John Carreyrou unearthed similarities between Back and Nakamoto by combing through decades of old internet postings and analysing commonalities in their public writings – offhand comments such as “I’m better with code than I am with words” – and shared niche interests.
He compared timelines – Back suddenly went dormant for some years on cryptography-related forums, when Satoshi emerged as a presence – and used artificial intelligence to compare Back and Satoshi’s use of language.
Then he confronted Back with the evidence at a bitcoin conference in El Salvador, where he described Back as reddening and shifting uncomfortably when presented with the evidence – and making a conversational slip, appearing to speak as if he was Satoshi himself.

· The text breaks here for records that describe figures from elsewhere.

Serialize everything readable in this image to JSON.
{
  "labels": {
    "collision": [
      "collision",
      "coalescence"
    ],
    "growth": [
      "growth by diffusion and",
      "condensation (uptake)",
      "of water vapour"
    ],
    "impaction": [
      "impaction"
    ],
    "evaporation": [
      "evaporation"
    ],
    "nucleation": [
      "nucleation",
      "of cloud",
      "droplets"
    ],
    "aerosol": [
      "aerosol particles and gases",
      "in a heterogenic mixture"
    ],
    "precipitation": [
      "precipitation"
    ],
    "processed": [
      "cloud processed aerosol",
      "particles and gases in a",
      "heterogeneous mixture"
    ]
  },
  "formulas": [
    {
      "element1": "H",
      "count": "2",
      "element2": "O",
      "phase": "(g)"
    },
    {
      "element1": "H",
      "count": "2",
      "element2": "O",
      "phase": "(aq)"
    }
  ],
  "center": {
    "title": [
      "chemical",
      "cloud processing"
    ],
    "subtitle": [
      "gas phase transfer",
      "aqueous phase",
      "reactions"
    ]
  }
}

“He’d removed any lingering doubt in my mind that I had the right man,” Carreyrou wrote.
Back said it was all happenstance. The artefacts that had led to Carreyrou’s conclusion were “a combination of coincidence and similar phrases from people with similar experience and interests”, he wrote.
Not everyone bought it. Domer, a well-known Polymarket gambler, replied to Back’s post saying: “After reading that article, I’m going with a 99% chance that you’re Satoshi. Such obvious tells (the disappearing act is a classic mafia/werewolf rookie error).”
Others were less convinced. Stephen Murdoch, a professor of computer science at University College London, said: “There’s some indication that it’s him, but there’s no smoking gun.”
“It’s not implausible but my bet would still be Hal Finney,” Murdoch said, especially because Finney received the first bitcoin transaction from Satoshi. “Common practice is always to test a system by sending something to yourself.”
Dr Jacky Mallett, an assistant professor of computer science at Reykjavík University, said Satoshi was “almost certainly more than one person”, noting updates to the bitcoin code that suggest multiple contributors. “I think there was a small group of people behind this, and that they understood financial structures more than they are credited for,” she said.
Back is the owner of a bitcoin treasury firm that is merging with a publicly traded company created by Cantor Fitzgerald, formerly led by the US commerce secretary, Howard Lutnick.
Were Back to be Nakamoto – and the owner of 1.1m coins worth tens of billions of pounds – he would have to disclose that to the Securities and Exchange Commission, as that fortune could materially affect the bitcoin market.
“We are all Satoshi,” Back wrote on X.